Our normal vacations include disappearing into the wilderness and losing cellphone coverage, so our trip to Atlanta was far from a traditional spring-break locus and far more professional development than vacation. We never lost cellphone coverage, nor did we ever feel alone. In fact, we were professional residents of the queue: perfecting the tourist slow shuffle through the Georgia Aquarium and World of Coke or fighting like a salmon against the current as we navigated passing periods in schools that are three times the size of our local ones.
In all, the trip was bittersweet for me. The point of our Latin Nerd Vacation to Atlanta was to visit and observe Latin teachers who have successfully implemented comprehensible-input strategies into their classrooms. The observations were particularly useful to Lee, and they bolstered his spirits and enthusiasm in an otherwise demoralizing year. One of my friends, who opened her house to us (and to our dog), is both an incredible Latin speaker and a wonderful Latin teacher. I wish that I could spend a year in her classroom because I feel as if I would improve my Latin dramatically—and get rock-hard abs from all the laughter!

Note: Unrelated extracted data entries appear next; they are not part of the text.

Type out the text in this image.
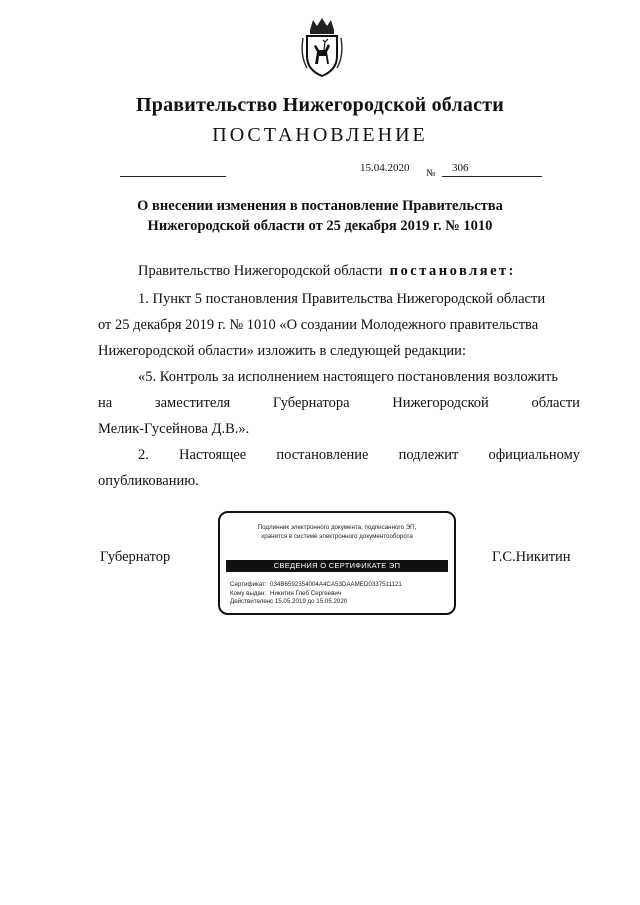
Правительство Нижегородской области
ПОСТАНОВЛЕНИЕ
15.04.2020 № 306
О внесении изменения в постановление Правительства
Нижегородской области от 25 декабря 2019 г. № 1010
Правительство Нижегородской области постановляет:
1. Пункт 5 постановления Правительства Нижегородской области
от 25 декабря 2019 г. № 1010 «О создании Молодежного правительства
Нижегородской области» изложить в следующей редакции:
«5. Контроль за исполнением настоящего постановления возложить
на	заместителя	Губернатора	Нижегородской	области
Мелик-Гусейнова Д.В.».
2. Настоящее постановление подлежит официальному
опубликованию.
Губернатор	Г.С.Никитин
Подлинник электронного документа, подписанного ЭП,
хранится в системе электронного документооборота
СВЕДЕНИЯ О СЕРТИФИКАТЕ ЭП
Сертификат: 034B6592354004A4CA53DAAMED0337511121
Кому выдан: Никитин Глеб Сергеевич
Действителен:с 15.05.2019 до 15.05.2020
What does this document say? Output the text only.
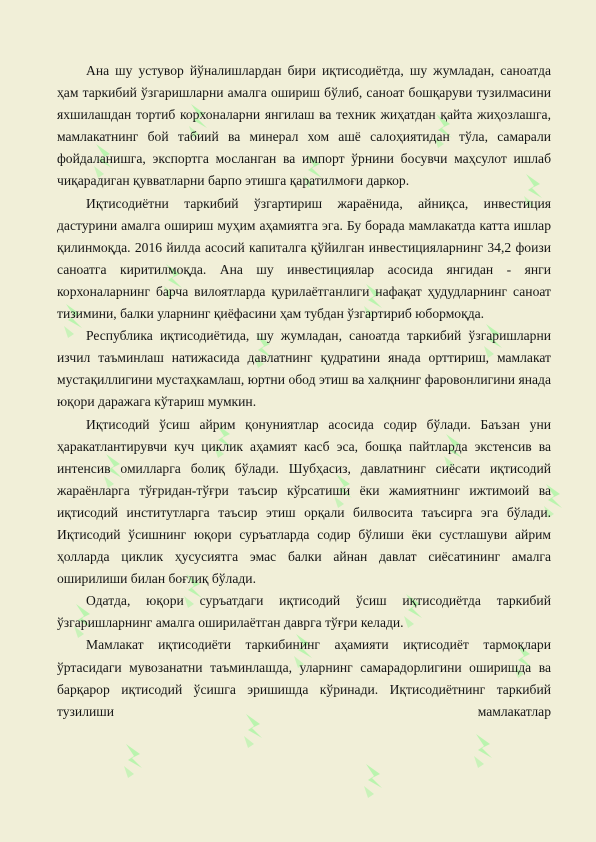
Ана шу устувор йўналишлардан бири иқтисодиётда, шу жумладан, саноатда ҳам таркибий ўзгаришларни амалга ошириш бўлиб, саноат бошқаруви тузилмасини яхшилашдан тортиб корхоналарни янгилаш ва техник жиҳатдан қайта жиҳозлашга, мамлакатнинг бой табиий ва минерал хом ашё салоҳиятидан тўла, самарали фойдаланишга, экспортга мосланган ва импорт ўрнини босувчи маҳсулот ишлаб чиқарадиган қувватларни барпо этишга қаратилмоғи даркор.

Иқтисодиётни таркибий ўзгартириш жараёнида, айниқса, инвестиция дастурини амалга ошириш муҳим аҳамиятга эга. Бу борада мамлакатда катта ишлар қилинмоқда. 2016 йилда асосий капиталга қўйилган инвестицияларнинг 34,2 фоизи саноатга киритилмоқда. Ана шу инвестициялар асосида янгидан - янги корхоналарнинг барча вилоятларда қурилаётганлиги нафақат ҳудудларнинг саноат тизимини, балки уларнинг қиёфасини ҳам тубдан ўзгартириб юбормоқда.

Республика иқтисодиётида, шу жумладан, саноатда таркибий ўзгаришларни изчил таъминлаш натижасида давлатнинг қудратини янада орттириш, мамлакат мустақиллигини мустаҳкамлаш, юртни обод этиш ва халқнинг фаровонлигини янада юқори даражага кўтариш мумкин.

Иқтисодий ўсиш айрим қонуниятлар асосида содир бўлади. Баъзан уни ҳаракатлантирувчи куч циклик аҳамият касб эса, бошқа пайтларда экстенсив ва интенсив омилларга болиқ бўлади. Шубҳасиз, давлатнинг сиёсати иқтисодий жараёнларга тўғридан-тўғри таъсир кўрсатиши ёки жамиятнинг ижтимоий ва иқтисодий институтларга таъсир этиш орқали билвосита таъсирга эга бўлади. Иқтисодий ўсишнинг юқори суръатларда содир бўлиши ёки сустлашуви айрим ҳолларда циклик ҳусусиятга эмас балки айнан давлат сиёсатининг амалга оширилиши билан боғлиқ бўлади.

Одатда, юқори суръатдаги иқтисодий ўсиш иқтисодиётда таркибий ўзгаришларнинг амалга оширилаётган даврга тўғри келади.

Мамлакат иқтисодиёти таркибининг аҳамияти иқтисодиёт тармоқлари ўртасидаги мувозанатни таъминлашда, уларнинг самарадорлигини оширишда ва барқарор иқтисодий ўсишга эришишда кўринади. Иқтисодиётнинг таркибий тузилиши мамлакатлар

As I no longer teach, the journey also served to remind me how much I miss teaching Latin. I miss the ridiculous costumes and the completely undignified stories and the vivacious kiddos. While I am certainly not sorry to have lefts parts of the profession behind, I rather feel like part of my identity is absent, as if teaching were a limb that I had lost that still tingles from time to time. I tried to fill that void by taking a graduate Latin course, but it isn’t the same. For one, I’d much rather write lesson plans than read academic research. For two, in my graduate class, no one as yet has dressed up as a cat and chased a fellow student wearing a cowboy hat around the room.
Returning to teaching Latin isn’t on the horizon, nor is moving to Atlanta where Latin teaching jobs abound. After much soul searching, I have postponed admission into the MA program in Classics another year to allow myself more time to learn to manage my fibromyalgia. Living vicariously through my husband’s Latin program and helping out with Kansas Junior Classical League events has not been enough to feed my zippy pow-in-the-face love of all things Latin. I must plan to bring more Latin into my life.
This summer, after my graduate class ends, I want to write simpler versions of the Eclogues that range in difficulty from Latin I to Latin IV. I also want to return to the story I had begun writing (a little over ambitiously) last November. Will it be enough to fill the void? Probably not. But then again, I was certainly familiar with never being enough of anything as a teacher. And, like a teacher, I’ll make it work with what I’ve been given the best I know how.